Dolarización y cercanía con EU: las propuestas de De la Espriella para Colombia
Con una agenda de mano dura y terapia de choque, el empresario derechista sepulta el proyecto de la izquierda y planea dolarizar el país y traer de vuelta las bases militares de EE. UU.

El mapa político de América Latina vuelve a girar a la derecha. Tras una reñida votación que se definió por menos de un punto porcentual, el abogado y empresario de 47 años, Abelardo de la Espriella, se coronó como el nuevo presidente electo de Colombia, derrotando al candidato del oficialismo de izquierda, Iván Cepeda. Su victoria no solo sepulta el proyecto político de Gustavo Petro, sino que reabre un ciclo de conservadurismo radical en un país marcado por el conflicto armado.

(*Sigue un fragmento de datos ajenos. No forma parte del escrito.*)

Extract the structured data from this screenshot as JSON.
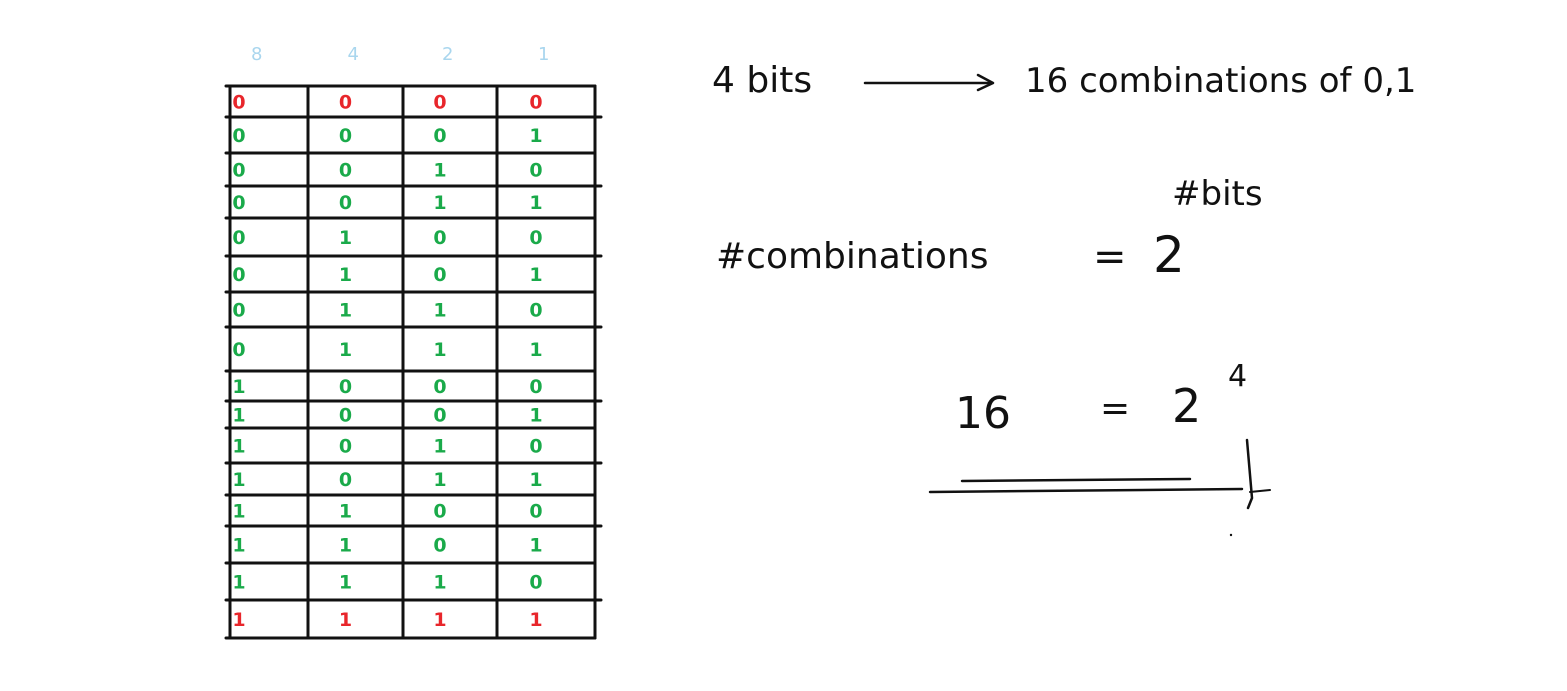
{
  "table": {
    "place_values": [
      "8",
      "4",
      "2",
      "1"
    ],
    "rows": [
      [
        "0",
        "0",
        "0",
        "0"
      ],
      [
        "0",
        "0",
        "0",
        "1"
      ],
      [
        "0",
        "0",
        "1",
        "0"
      ],
      [
        "0",
        "0",
        "1",
        "1"
      ],
      [
        "0",
        "1",
        "0",
        "0"
      ],
      [
        "0",
        "1",
        "0",
        "1"
      ],
      [
        "0",
        "1",
        "1",
        "0"
      ],
      [
        "0",
        "1",
        "1",
        "1"
      ],
      [
        "1",
        "0",
        "0",
        "0"
      ],
      [
        "1",
        "0",
        "0",
        "1"
      ],
      [
        "1",
        "0",
        "1",
        "0"
      ],
      [
        "1",
        "0",
        "1",
        "1"
      ],
      [
        "1",
        "1",
        "0",
        "0"
      ],
      [
        "1",
        "1",
        "0",
        "1"
      ],
      [
        "1",
        "1",
        "1",
        "0"
      ],
      [
        "1",
        "1",
        "1",
        "1"
      ]
    ]
  },
  "notes": {
    "line1_left": "4 bits",
    "line1_right": "16 combinations of 0,1",
    "formula_exponent": "#bits",
    "formula_left": "#combinations",
    "formula_equals": "=",
    "formula_base": "2",
    "example_left": "16",
    "example_equals": "=",
    "example_base": "2",
    "example_exponent": "4"
  },
  "colors": {
    "ink": "#111111",
    "red": "#e8262b",
    "green": "#1aaa4a",
    "light_blue": "#a9d6ee"
  }
}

De la Espriella, quien posee la doble nacionalidad colombiana y estadunidense, llega al poder sin experiencia previa en cargos públicos, pero con un discurso encendido de "mano dura" y un rechazo total al 'establishment'. Su triunfo consolida un bloque regional fuertemente influenciado por la retórica de Donald Trump, devolviendo a Colombia a su tradicional rol de principal aliado de Washington en la región.

La ofensiva militar: Vuelven las bases de EU y el "Plan Colombia II"

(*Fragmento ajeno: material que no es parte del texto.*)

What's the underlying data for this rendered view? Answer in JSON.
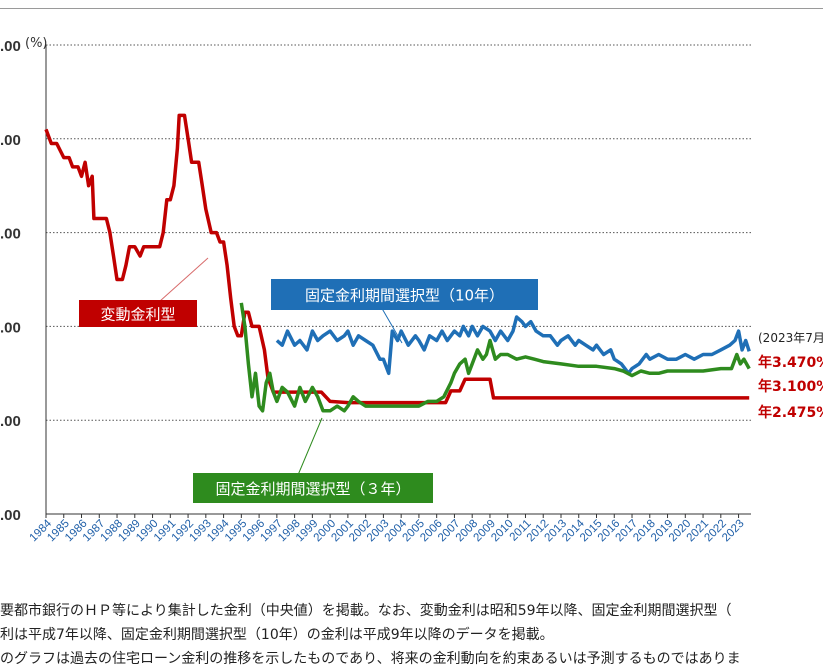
{
  "chart_data": {
    "type": "line",
    "y_unit": "(%)",
    "ylim": [
      0,
      10
    ],
    "yticks": [
      {
        "value": 10,
        "label": ".00"
      },
      {
        "value": 8,
        "label": ".00"
      },
      {
        "value": 6,
        "label": ".00"
      },
      {
        "value": 4,
        "label": ".00"
      },
      {
        "value": 2,
        "label": ".00"
      },
      {
        "value": 0,
        "label": ".00"
      }
    ],
    "xlim": [
      1984,
      2023.7
    ],
    "xticks": [
      "1984",
      "1985",
      "1986",
      "1987",
      "1988",
      "1989",
      "1990",
      "1991",
      "1992",
      "1993",
      "1994",
      "1995",
      "1996",
      "1997",
      "1998",
      "1999",
      "2000",
      "2001",
      "2002",
      "2003",
      "2004",
      "2005",
      "2006",
      "2007",
      "2008",
      "2009",
      "2010",
      "2011",
      "2012",
      "2013",
      "2014",
      "2015",
      "2016",
      "2017",
      "2018",
      "2019",
      "2020",
      "2021",
      "2022",
      "2023"
    ],
    "grid": "horizontal dotted",
    "series": [
      {
        "name": "変動金利型",
        "color": "#c00000",
        "label_color": "#c00000",
        "points": [
          [
            1984.0,
            8.2
          ],
          [
            1984.3,
            7.9
          ],
          [
            1984.6,
            7.9
          ],
          [
            1985.0,
            7.6
          ],
          [
            1985.3,
            7.6
          ],
          [
            1985.5,
            7.4
          ],
          [
            1985.8,
            7.4
          ],
          [
            1986.0,
            7.2
          ],
          [
            1986.2,
            7.5
          ],
          [
            1986.4,
            7.0
          ],
          [
            1986.6,
            7.2
          ],
          [
            1986.7,
            6.3
          ],
          [
            1987.0,
            6.3
          ],
          [
            1987.4,
            6.3
          ],
          [
            1987.6,
            6.0
          ],
          [
            1987.8,
            5.5
          ],
          [
            1988.0,
            5.0
          ],
          [
            1988.3,
            5.0
          ],
          [
            1988.5,
            5.3
          ],
          [
            1988.7,
            5.7
          ],
          [
            1989.0,
            5.7
          ],
          [
            1989.3,
            5.5
          ],
          [
            1989.5,
            5.7
          ],
          [
            1990.0,
            5.7
          ],
          [
            1990.4,
            5.7
          ],
          [
            1990.6,
            6.0
          ],
          [
            1990.8,
            6.7
          ],
          [
            1991.0,
            6.7
          ],
          [
            1991.2,
            7.0
          ],
          [
            1991.4,
            7.8
          ],
          [
            1991.5,
            8.5
          ],
          [
            1991.8,
            8.5
          ],
          [
            1992.0,
            8.0
          ],
          [
            1992.2,
            7.5
          ],
          [
            1992.6,
            7.5
          ],
          [
            1992.8,
            7.0
          ],
          [
            1993.0,
            6.5
          ],
          [
            1993.3,
            6.0
          ],
          [
            1993.6,
            6.0
          ],
          [
            1993.8,
            5.8
          ],
          [
            1994.0,
            5.8
          ],
          [
            1994.2,
            5.3
          ],
          [
            1994.4,
            4.6
          ],
          [
            1994.6,
            4.0
          ],
          [
            1994.8,
            3.8
          ],
          [
            1995.0,
            3.8
          ],
          [
            1995.2,
            4.3
          ],
          [
            1995.4,
            4.3
          ],
          [
            1995.6,
            4.0
          ],
          [
            1996.0,
            4.0
          ],
          [
            1996.3,
            3.5
          ],
          [
            1996.5,
            2.9
          ],
          [
            1996.8,
            2.6
          ],
          [
            1998.0,
            2.6
          ],
          [
            1999.0,
            2.6
          ],
          [
            1999.5,
            2.6
          ],
          [
            2000.0,
            2.4
          ],
          [
            2001.0,
            2.375
          ],
          [
            2003.0,
            2.375
          ],
          [
            2005.0,
            2.375
          ],
          [
            2006.5,
            2.375
          ],
          [
            2006.8,
            2.625
          ],
          [
            2007.3,
            2.625
          ],
          [
            2007.6,
            2.875
          ],
          [
            2008.0,
            2.875
          ],
          [
            2009.0,
            2.875
          ],
          [
            2009.2,
            2.475
          ],
          [
            2012.0,
            2.475
          ],
          [
            2016.0,
            2.475
          ],
          [
            2020.0,
            2.475
          ],
          [
            2023.6,
            2.475
          ]
        ]
      },
      {
        "name": "固定金利期間選択型（10年）",
        "color": "#1f6fb6",
        "label_color": "#1f6fb6",
        "points": [
          [
            1997.0,
            3.7
          ],
          [
            1997.3,
            3.6
          ],
          [
            1997.6,
            3.9
          ],
          [
            1998.0,
            3.6
          ],
          [
            1998.3,
            3.7
          ],
          [
            1998.7,
            3.5
          ],
          [
            1999.0,
            3.9
          ],
          [
            1999.3,
            3.7
          ],
          [
            1999.6,
            3.8
          ],
          [
            2000.0,
            3.9
          ],
          [
            2000.4,
            3.7
          ],
          [
            2000.8,
            3.8
          ],
          [
            2001.0,
            3.9
          ],
          [
            2001.3,
            3.6
          ],
          [
            2001.6,
            3.8
          ],
          [
            2002.0,
            3.7
          ],
          [
            2002.4,
            3.6
          ],
          [
            2002.8,
            3.3
          ],
          [
            2003.0,
            3.3
          ],
          [
            2003.3,
            3.0
          ],
          [
            2003.5,
            3.9
          ],
          [
            2003.8,
            3.7
          ],
          [
            2004.0,
            3.9
          ],
          [
            2004.4,
            3.6
          ],
          [
            2004.8,
            3.8
          ],
          [
            2005.0,
            3.7
          ],
          [
            2005.3,
            3.5
          ],
          [
            2005.6,
            3.8
          ],
          [
            2006.0,
            3.7
          ],
          [
            2006.3,
            3.9
          ],
          [
            2006.6,
            3.7
          ],
          [
            2007.0,
            3.9
          ],
          [
            2007.3,
            3.8
          ],
          [
            2007.5,
            4.0
          ],
          [
            2007.8,
            3.8
          ],
          [
            2008.0,
            4.0
          ],
          [
            2008.3,
            3.8
          ],
          [
            2008.6,
            4.0
          ],
          [
            2009.0,
            3.9
          ],
          [
            2009.3,
            3.7
          ],
          [
            2009.6,
            3.9
          ],
          [
            2010.0,
            3.7
          ],
          [
            2010.3,
            3.9
          ],
          [
            2010.5,
            4.2
          ],
          [
            2010.8,
            4.1
          ],
          [
            2011.0,
            4.0
          ],
          [
            2011.3,
            4.1
          ],
          [
            2011.6,
            3.9
          ],
          [
            2012.0,
            3.8
          ],
          [
            2012.4,
            3.8
          ],
          [
            2012.8,
            3.6
          ],
          [
            2013.0,
            3.7
          ],
          [
            2013.4,
            3.8
          ],
          [
            2013.8,
            3.6
          ],
          [
            2014.0,
            3.7
          ],
          [
            2014.4,
            3.6
          ],
          [
            2014.8,
            3.5
          ],
          [
            2015.0,
            3.6
          ],
          [
            2015.4,
            3.4
          ],
          [
            2015.8,
            3.5
          ],
          [
            2016.0,
            3.3
          ],
          [
            2016.4,
            3.2
          ],
          [
            2016.8,
            3.0
          ],
          [
            2017.0,
            3.1
          ],
          [
            2017.4,
            3.2
          ],
          [
            2017.8,
            3.4
          ],
          [
            2018.0,
            3.3
          ],
          [
            2018.5,
            3.4
          ],
          [
            2019.0,
            3.3
          ],
          [
            2019.5,
            3.3
          ],
          [
            2020.0,
            3.4
          ],
          [
            2020.5,
            3.3
          ],
          [
            2021.0,
            3.4
          ],
          [
            2021.5,
            3.4
          ],
          [
            2022.0,
            3.5
          ],
          [
            2022.5,
            3.6
          ],
          [
            2022.8,
            3.7
          ],
          [
            2023.0,
            3.9
          ],
          [
            2023.2,
            3.5
          ],
          [
            2023.4,
            3.7
          ],
          [
            2023.6,
            3.47
          ]
        ]
      },
      {
        "name": "固定金利期間選択型（３年）",
        "color": "#2e8b1e",
        "label_color": "#2e8b1e",
        "points": [
          [
            1995.0,
            4.5
          ],
          [
            1995.2,
            4.0
          ],
          [
            1995.4,
            3.2
          ],
          [
            1995.6,
            2.5
          ],
          [
            1995.8,
            3.0
          ],
          [
            1996.0,
            2.3
          ],
          [
            1996.2,
            2.2
          ],
          [
            1996.4,
            2.8
          ],
          [
            1996.6,
            3.0
          ],
          [
            1996.8,
            2.6
          ],
          [
            1997.0,
            2.4
          ],
          [
            1997.3,
            2.7
          ],
          [
            1997.6,
            2.6
          ],
          [
            1998.0,
            2.3
          ],
          [
            1998.3,
            2.7
          ],
          [
            1998.6,
            2.4
          ],
          [
            1999.0,
            2.7
          ],
          [
            1999.3,
            2.5
          ],
          [
            1999.6,
            2.2
          ],
          [
            2000.0,
            2.2
          ],
          [
            2000.4,
            2.3
          ],
          [
            2000.8,
            2.2
          ],
          [
            2001.0,
            2.3
          ],
          [
            2001.3,
            2.5
          ],
          [
            2001.6,
            2.4
          ],
          [
            2002.0,
            2.3
          ],
          [
            2002.5,
            2.3
          ],
          [
            2003.0,
            2.3
          ],
          [
            2003.5,
            2.3
          ],
          [
            2004.0,
            2.3
          ],
          [
            2004.5,
            2.3
          ],
          [
            2005.0,
            2.3
          ],
          [
            2005.5,
            2.4
          ],
          [
            2006.0,
            2.4
          ],
          [
            2006.4,
            2.5
          ],
          [
            2006.8,
            2.8
          ],
          [
            2007.0,
            3.0
          ],
          [
            2007.3,
            3.2
          ],
          [
            2007.6,
            3.3
          ],
          [
            2007.8,
            3.0
          ],
          [
            2008.0,
            3.2
          ],
          [
            2008.3,
            3.5
          ],
          [
            2008.6,
            3.3
          ],
          [
            2008.8,
            3.4
          ],
          [
            2009.0,
            3.7
          ],
          [
            2009.3,
            3.3
          ],
          [
            2009.6,
            3.4
          ],
          [
            2010.0,
            3.4
          ],
          [
            2010.5,
            3.3
          ],
          [
            2011.0,
            3.35
          ],
          [
            2011.5,
            3.3
          ],
          [
            2012.0,
            3.25
          ],
          [
            2013.0,
            3.2
          ],
          [
            2014.0,
            3.15
          ],
          [
            2015.0,
            3.15
          ],
          [
            2016.0,
            3.1
          ],
          [
            2016.5,
            3.05
          ],
          [
            2017.0,
            2.95
          ],
          [
            2017.5,
            3.05
          ],
          [
            2018.0,
            3.0
          ],
          [
            2018.5,
            3.0
          ],
          [
            2019.0,
            3.05
          ],
          [
            2020.0,
            3.05
          ],
          [
            2021.0,
            3.05
          ],
          [
            2022.0,
            3.1
          ],
          [
            2022.6,
            3.1
          ],
          [
            2022.9,
            3.4
          ],
          [
            2023.1,
            3.2
          ],
          [
            2023.3,
            3.3
          ],
          [
            2023.6,
            3.1
          ]
        ]
      }
    ],
    "series_labels": [
      {
        "text": "変動金利型",
        "bg": "#c00000"
      },
      {
        "text": "固定金利期間選択型（10年）",
        "bg": "#1f6fb6"
      },
      {
        "text": "固定金利期間選択型（３年）",
        "bg": "#2e8b1e"
      }
    ],
    "end_annotation": {
      "date": "(2023年7月",
      "values": [
        {
          "text": "年3.470%",
          "color": "#c00000"
        },
        {
          "text": "年3.100%",
          "color": "#c00000"
        },
        {
          "text": "年2.475%",
          "color": "#c00000"
        }
      ]
    }
  },
  "notes": [
    "要都市銀行のＨＰ等により集計した金利（中央値）を掲載。なお、変動金利は昭和59年以降、固定金利期間選択型（",
    "利は平成7年以降、固定金利期間選択型（10年）の金利は平成9年以降のデータを掲載。",
    "のグラフは過去の住宅ローン金利の推移を示したものであり、将来の金利動向を約束あるいは予測するものではありま"
  ]
}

El eje central de su estrategia de seguridad es una alineación sin fisuras con la Casa Blanca. Tras el distanciamiento de la administración Petro, que dejó al país fuera de la alianza anticrimen "Escudo de las Américas", De la Espriella planea reincorporar a Colombia mediante el denominado "Plan Colombia II".
Las medidas clave en seguridad incluyen:
- Presencia militar extranjera: Autorización para el establecimiento de bases militares estadunidenses en suelo colombiano.
- Guerra abierta al narco: Reactivación de bombardeos contra campamentos criminales y fumigación aérea de cultivos ilícitos.
- Armamento civil: Flexibilización de los permisos para que los ciudadanos con idoneidad psicológica puedan portar armas de fuego.
Alineado con los modelos carcelarios de Nayib Bukele en El Salvador y Daniel Noboa en Ecuador, el mandatario electo prometió edificar diez megacárceles subterráneas destinadas al aislamiento severo de criminales, una propuesta que ya enciende las alarmas de las organizaciones de derechos humanos por posibles abusos.

Giro económico: El espejo de Milei y la apuesta por el dólar
En el plano financiero, De la Espriella recibe una economía golpeada por un déficit fiscal cercano al 7% del PIB. Para revertir esta situación, el empresario propone una terapia de choque inspirada en la gestión de Javier Milei en Argentina.
Su hoja de ruta económica contempla la reducción del aparato estatal en un 40%, un agresivo recorte de impuestos corporativos y la reactivación del fracking para apuntalar los ingresos energéticos.
Sin embargo, su propuesta más disruptiva es la intención de dolarizar la economía colombiana, un movimiento con el que busca blindar el sistema financiero local bajo el concepto de crear un "país milagro".
Ruptura diplomática: Adiós al multilateralismo
La política exterior de la nueva administración promete un aislamiento institucional sin precedentes. El presidente electo ha calificado a la Organización de las Naciones Unidas (ONU) y a la Organización de los Estados Americanos (OEA) como "directorios políticos de la izquierda".
Bajo esta premisa, su gobierno evaluará la salida de Colombia de estos organismos, así como el retiro de la jurisdicción de la Corte Interamericana de Derechos Humanos. En el ámbito diplomático tradicional, el plan consiste en clausurar la mayoría de las embajadas en el exterior, transformando las sedes restantes exclusivamente en agencias de promoción de negocios y comercio bilateral.